Cos'è la ghisa grigia?
Ghisa grigia è una lega ferrosa contenente dal 2,5 al 4,0% di carbonio e dall'1,0 al 3,0% di silicio in peso, in cui la maggior parte del carbonio è presente sotto forma di scaglie di grafite distribuite in tutta la matrice di ferro. Quando si esamina una superficie di frattura, quelle scaglie di grafite conferiscono al metallo il suo caratteristico colore grigio, da cui deriva il nome. È la forma di ghisa più prodotta al mondo, tenendo conto circa il 70-75% di tutta la produzione di ghisa a livello globale .

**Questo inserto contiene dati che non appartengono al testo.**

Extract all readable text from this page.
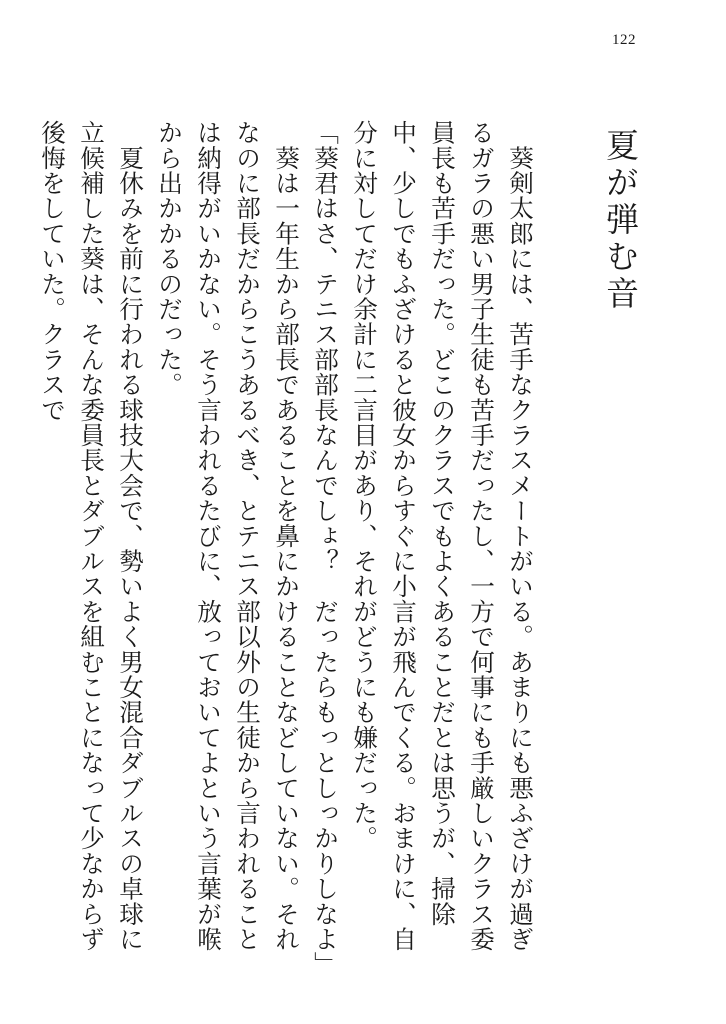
122
夏が弾む音

　葵剣太郎には、苦手なクラスメートがいる。あまりにも悪ふざけが過ぎるガラの悪い男子生徒も苦手だったし、一方で何事にも手厳しいクラス委員長も苦手だった。どこのクラスでもよくあることだとは思うが、掃除中、少しでもふざけると彼女からすぐに小言が飛んでくる。おまけに、自分に対してだけ余計に二言目があり、それがどうにも嫌だった。

「葵君はさ、テニス部部長なんでしょ？　だったらもっとしっかりしなよ」

　葵は一年生から部長であることを鼻にかけることなどしていない。それなのに部長だからこうあるべき、とテニス部以外の生徒から言われることは納得がいかない。そう言われるたびに、放っておいてよという言葉が喉から出かかるのだった。

　夏休みを前に行われる球技大会で、勢いよく男女混合ダブルスの卓球に立候補した葵は、そんな委員長とダブルスを組むことになって少なからず後悔をしていた。クラスで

La risposta breve a "cos'è la ghisa grigia" è questa: è un materiale tecnico a basso costo, altamente fondibile con eccellente smorzamento delle vibrazioni, buona resistenza alla compressione, eccezionale lavorabilità e fragilità intrinseca. È il materiale preferito laddove lo smorzamento, la resistenza all'usura e la geometria complessa contano più della resistenza alla trazione o alla resistenza agli urti —che copre una vasta gamma di applicazioni industriali, automobilistiche e infrastrutturali.
La ghisa grigia è stata prodotta ininterrottamente almeno dal V secolo a.C. in Cina e ha costituito la spina dorsale della produzione industriale nel corso dei secoli XVIII e XIX. Nonostante la concorrenza di ghisa duttile, acciaio e alluminio, rimane insostituibile nelle applicazioni in cui la sua specifica combinazione di proprietà non può essere eguagliata economicamente da nessun altro materiale.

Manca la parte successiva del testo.